Prescribing wisely

Emerging therapies & future directions

The frontier is moving from blanket symptom suppression toward mechanism-based therapy — modulating central processing and neural plasticity, and delivering drugs precisely to the inner ear.

Neuromodulation

Repetitive transcranial magnetic stimulation (rTMS) is a non-invasive technique that modulates cortical excitability. In functional vestibular disorders such as PPPD and mal de débarquement syndrome — thought to involve maladaptive cortical processing and visual dependence — rTMS targeted at the posterior parietal and dorsolateral prefrontal cortex may help restore normal multisensory integration. A pilot trial found that low-frequency rTMS over the left dorsolateral prefrontal cortex reduced mal de débarquement symptoms for several weeks.1 Related techniques — transcranial direct-current stimulation and vestibular nerve stimulation — remain experimental but offer neuroplasticity-based, non-pharmacological options for refractory syndromes.2

NMDA antagonists and cannabinoids

The glutamatergic NMDA receptor is central to vestibular signal processing and plasticity. NMDA modulation can influence vestibular compensation and VOR-gain abnormalities after unilateral lesions in preclinical work, and agents such as memantine are under early investigation for balance disorders — though their clinical role is unsettled. Separately, cannabinoid (CB1/CB2) modulation is being explored for refractory vertigo and motion sickness via antiemetic, anxiolytic and anti-inflammatory pathways, but rigorous human trials are needed given cognitive and psychotropic concerns.

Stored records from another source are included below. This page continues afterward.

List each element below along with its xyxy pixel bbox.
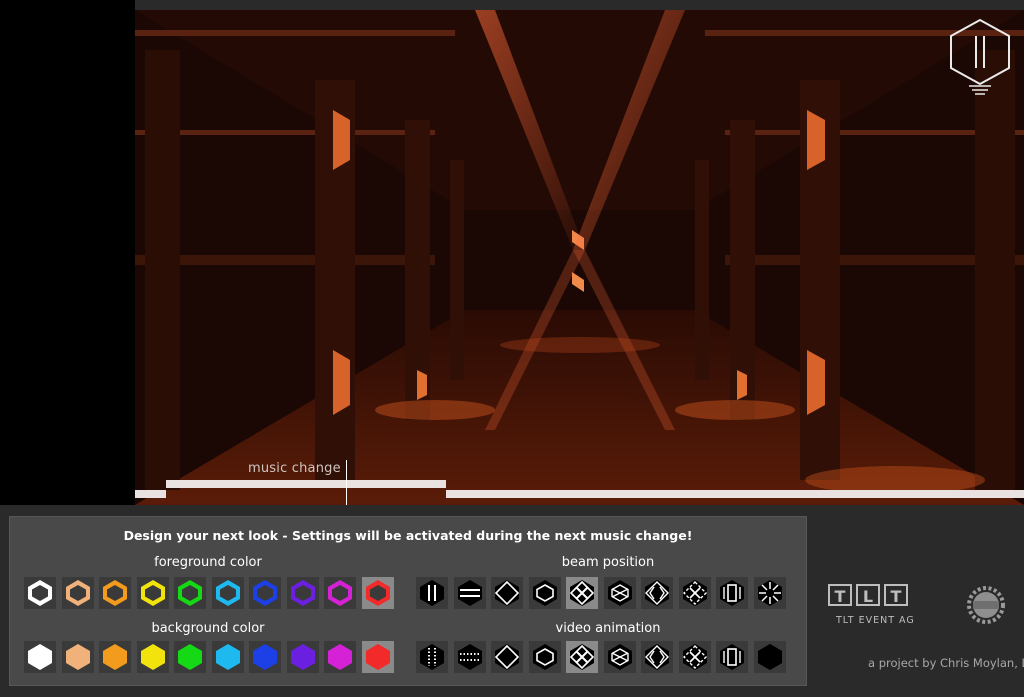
foreground-color-swatch[interactable] xyxy=(211,577,244,609)
video-animation-option[interactable] xyxy=(603,641,636,673)
video-animation-option[interactable] xyxy=(716,641,748,673)
foreground-color-swatch[interactable] xyxy=(361,577,394,609)
vertical-lines-icon xyxy=(420,580,444,606)
look-designer-panel: Design your next look - Settings will be… xyxy=(9,516,807,686)
beam-position-label: beam position xyxy=(561,555,655,570)
beam-position-option[interactable] xyxy=(603,577,636,609)
star-cross-icon xyxy=(682,644,707,670)
beam-position-option[interactable] xyxy=(678,577,711,609)
music-timeline[interactable] xyxy=(135,460,1024,505)
video-animation-option[interactable] xyxy=(491,641,523,673)
tlt-logo: TLT xyxy=(828,584,912,606)
dotted-vertical-icon xyxy=(420,644,444,670)
background-color-swatch[interactable] xyxy=(61,641,94,673)
foreground-color-swatch[interactable] xyxy=(61,577,94,609)
video-stage xyxy=(135,10,1024,505)
star-cross-icon xyxy=(682,580,707,606)
video-animation-option[interactable] xyxy=(753,641,786,673)
background-color-swatch[interactable] xyxy=(211,641,244,673)
timeline-playhead xyxy=(346,460,347,505)
diamond-icon xyxy=(494,644,520,670)
foreground-color-swatch[interactable] xyxy=(286,577,319,609)
horizontal-lines-icon xyxy=(457,580,482,606)
music-change-label: music change xyxy=(248,461,341,476)
bracket-rect-icon xyxy=(720,580,744,606)
foreground-color-label: foreground color xyxy=(154,555,262,570)
beam-position-option[interactable] xyxy=(453,577,486,609)
video-animation-option[interactable] xyxy=(641,641,673,673)
beam-position-option[interactable] xyxy=(641,577,673,609)
left-letterbox xyxy=(0,0,135,505)
beam-position-option[interactable] xyxy=(753,577,786,609)
beam-position-option[interactable] xyxy=(491,577,523,609)
video-animation-option[interactable] xyxy=(453,641,486,673)
tlt-letter: T xyxy=(828,584,852,606)
video-animation-option[interactable] xyxy=(528,641,561,673)
foreground-color-swatch[interactable] xyxy=(136,577,169,609)
background-color-swatch[interactable] xyxy=(24,641,56,673)
beam-position-option[interactable] xyxy=(716,577,748,609)
crossed-diamond-icon xyxy=(607,644,632,670)
timeline-segment xyxy=(166,480,446,488)
hexagon-outline-icon xyxy=(532,644,557,670)
panel-title: Design your next look - Settings will be… xyxy=(123,528,693,543)
tlt-letter: T xyxy=(884,584,908,606)
starburst-icon xyxy=(757,580,782,606)
top-strip xyxy=(0,0,1024,10)
background-color-swatch[interactable] xyxy=(174,641,206,673)
video-animation-option[interactable] xyxy=(566,641,598,673)
beam-position-option[interactable] xyxy=(416,577,448,609)
tlt-subtitle: TLT EVENT AG xyxy=(836,615,915,626)
beam-position-option[interactable] xyxy=(566,577,598,609)
diamond-icon xyxy=(494,580,520,606)
timeline-segment xyxy=(135,490,166,498)
project-logo-icon xyxy=(950,18,1010,95)
background-color-swatch[interactable] xyxy=(249,641,281,673)
dotted-horizontal-icon xyxy=(457,644,482,670)
video-animation-option[interactable] xyxy=(678,641,711,673)
motorwerk-logo-icon xyxy=(967,586,1005,624)
foreground-color-swatch[interactable] xyxy=(324,577,356,609)
x-cross-icon xyxy=(569,644,595,670)
bracket-rect-icon xyxy=(720,644,744,670)
background-color-swatch[interactable] xyxy=(99,641,131,673)
video-animation-label: video animation xyxy=(555,621,661,636)
x-cross-icon xyxy=(569,580,595,606)
foreground-color-swatch[interactable] xyxy=(249,577,281,609)
solid-hexagon-icon xyxy=(757,644,782,670)
background-color-label: background color xyxy=(151,621,265,636)
background-color-swatch[interactable] xyxy=(286,641,319,673)
background-color-swatch[interactable] xyxy=(136,641,169,673)
credit-text: a project by Chris Moylan, L xyxy=(868,656,1024,670)
crossed-diamond-icon xyxy=(607,580,632,606)
beam-position-option[interactable] xyxy=(528,577,561,609)
foreground-color-swatch[interactable] xyxy=(99,577,131,609)
foreground-color-swatch[interactable] xyxy=(24,577,56,609)
double-chevron-icon xyxy=(645,580,669,606)
foreground-color-swatch[interactable] xyxy=(174,577,206,609)
background-color-swatch[interactable] xyxy=(361,641,394,673)
timeline-segment xyxy=(446,490,1024,498)
background-color-swatch[interactable] xyxy=(324,641,356,673)
warehouse-scene xyxy=(135,10,1024,505)
tlt-letter: L xyxy=(856,584,880,606)
hexagon-outline-icon xyxy=(532,580,557,606)
video-animation-option[interactable] xyxy=(416,641,448,673)
double-chevron-icon xyxy=(645,644,669,670)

Vestibular-targeted drug delivery

The blood–labyrinth barrier limits systemic drug entry into the inner ear, which is why local delivery is advancing. Intratympaniccorticosteroids are already established in Ménière’s disease and autoimmune inner-ear disease. Newer nanocarriers — liposomes, hydrogels and microspheres — aim to prolong drug residence at the round-window niche for gradual diffusion, and biodegradable sustained-release implants are in preclinical and early-phase testing, promising better efficacy and compliance with less systemic burden.3

Outlook

The direction of travel is clear: from generalised suppression toward precise, mechanism-based therapy — corticosteroids in neuritis, betahistine in Ménière’s, SSRIs in PPPD — chosen on an accurate diagnosis and combined with rehabilitation. Neuromodulation, neurochemical modulation and inner-ear-targeted delivery point to a more personalised, multidisciplinary future for the complex and refractory cases.

Key points

  • rTMS and other neuromodulation are promising for functional disorders (PPPD, MdDS) but still experimental.
  • NMDA antagonists (e.g. memantine) and cannabinoids are under investigation, with unsettled roles.
  • Local inner-ear delivery — intratympanic steroids now, nanocarriers and implants next — bypasses the blood–labyrinth barrier.
  • The field is shifting from symptom suppression toward targeted, mechanism-based, personalised therapy.